Brandon Pipkin


As an author, business consultant, and master facilitator, I specialize in helping people reach their potential at work and in life.

My focus is on creating premier leaders, high performance individuals & teams, and world-class sales organizations.

Having trained and coached individuals from 400+ global organizations, I’ve seen firsthand the severe negative consequences of a trust deficit. When a team doesn’t trust each other or their leader, productivity declines, culture sours, and people get bitter and leave. And think of how difficult (or non-existent) the sales process is if customers don’t trust a sales person.

I have a bachelors degree in Organizational Leadership, with a specialization in organizational development and HR. I hold an MBA in Healthcare Management. My certifications include FranklinCovey FOCUS, Blanchard Situational Leadership II, SOCIAL STYLES, Caliper Assessments, Critical Negotiation Skills, Critical Selling Skills, Critical Coaching Skills, and a multitude of sales courses. 

My Trust Story

I worked for a consulting organization focused on creating championship mindsets.

As a prospective client, the general manager of a major league baseball team and I were in discussions about how we could help the team win more games through our services.

We scoped out their needs and a potential solution which I took that back to my team. Two senior leaders of my organization took what I said the client wanted and turned it into a proposal 15 times larger than the original scope.

I pushed back. I knew what wasn’t what the client wanted. Though I protested twice, I was clearly told I needed to present that solution.
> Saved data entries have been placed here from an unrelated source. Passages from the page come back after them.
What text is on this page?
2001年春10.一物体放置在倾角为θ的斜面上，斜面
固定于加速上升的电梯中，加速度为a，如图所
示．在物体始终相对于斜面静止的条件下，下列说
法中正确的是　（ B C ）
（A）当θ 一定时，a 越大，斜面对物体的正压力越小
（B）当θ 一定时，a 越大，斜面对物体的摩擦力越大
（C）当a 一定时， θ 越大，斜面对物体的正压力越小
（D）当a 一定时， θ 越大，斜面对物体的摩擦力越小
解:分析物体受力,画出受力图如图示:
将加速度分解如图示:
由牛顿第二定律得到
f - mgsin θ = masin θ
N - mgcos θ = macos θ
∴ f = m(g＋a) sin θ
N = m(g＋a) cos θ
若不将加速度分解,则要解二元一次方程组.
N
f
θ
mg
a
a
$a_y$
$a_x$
As I did, the general manager stopped me and asked, “Brandon, did you listen to me the last time we talked?”

“Yes,” I replied.

“Then why are you presenting this to me?”

I did my best to tactfully give an answer without ‘throwing anyone under the bus,’ then restarted the presentation.

Again, the client stopped me and asked, “Brandon, did you listen to me last time we talked?”

“Yes, Dan, I did.”

“Then why are you presenting this to me?”

Dan was clearly and kindly requesting honesty.

I had a choice to make. Tell the truth when it might hurt or continue the façade.

I came clean. I told him I was aware this wasn’t what he wanted and why leadership had inflated the proposal.

What followed was unexpected. Dan asked if he could meet with my team and let them know exactly what he wanted. He told them the initial scope should have been what we presented to him, not the inflated proposal.

I’m glad I pushed back on my organization when I knew we weren’t serving the client. What I wish I had done differently, however, was immediately acknowledged to Dan the proposal wasn’t what he wanted.